The smaller footprint also offers an advantage for growth. At 3,000 to 4,000 sq. ft. per unit, Browns can find real estate in smaller towns where their larger-sized competitors often can’t or won’t go. This is a deliberate strategy for Browns, which has grown from about a dozen stores three years ago to 36 units (and growing) in five provinces today, with great success in smaller markets such as Dawson Creek, B.C., Nanaimo, B.C. and Moose Jaw, Sask. “There’s pent-up demand for sophisticated upscale-casual in those smaller markets,” says Fox. By targeting these types of markets, Browns is creating the opportunity to really stand out to local residents. “They can get a quality glass of wine or a nice draft beer with interesting food, and it’s not same old, same old,” says Fox. “In downtown Toronto or Vancouver, that may be no big deal, but in Dawson Creek, that’s huge.”

In the family/casual market, Boston Pizza employs numerous strategies to stay on top of the competition. “Going out to a restaurant should provide guests with an experience they can’t get at home,” says the chain’s Howie. “We offer a lively sports bar where the biggest games and sporting events are always on the big HD TVs. We have a best-in-class kids’ program that includes an interactive kids’ pack and smartphone app to keep kids entertained and engaged with the brand. And, finally, we’ve introduced amazing menu items like the Pizzaburger, Pizza Taco and flat-bread Pizzatizers to keep guests coming back.”

According to Gould, of New York Fries and South St.

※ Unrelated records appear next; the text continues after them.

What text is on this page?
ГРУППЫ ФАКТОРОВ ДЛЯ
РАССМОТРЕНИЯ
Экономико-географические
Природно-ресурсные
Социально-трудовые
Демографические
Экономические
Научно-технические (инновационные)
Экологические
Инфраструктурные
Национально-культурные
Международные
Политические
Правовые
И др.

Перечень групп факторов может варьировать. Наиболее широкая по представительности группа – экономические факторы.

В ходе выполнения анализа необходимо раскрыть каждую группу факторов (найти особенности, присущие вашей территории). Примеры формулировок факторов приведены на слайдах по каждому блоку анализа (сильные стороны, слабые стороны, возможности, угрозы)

Burger, many of today’s selective consumers also look for restaurants that foster social advocacy. “Our customers are well-informed about the issues, and they want to see us trying to be environmentally responsible,” says Gould. To that end, South St. Burger opened its first LEED-certified (Leadership in Energy and Environmental Design) shop in Toronto a couple of years ago. While Gould says the process was extremely expensive, customers were impressed, and the chain is taking what was learned from the LEED process to eventually make all its stores more environmentally friendly, potentially helping its bottom line.

Finally, consistency is more important than ever. You have to deliver every single time. “I’ve been in this business for a long time, and consistency is still a hallmark. People now want better service, they want better quality food, and they will pay an extra dollar or two for it,” says Gould. “But if they’re paying an extra dollar or two and we don’t deliver, that’s a lost customer.”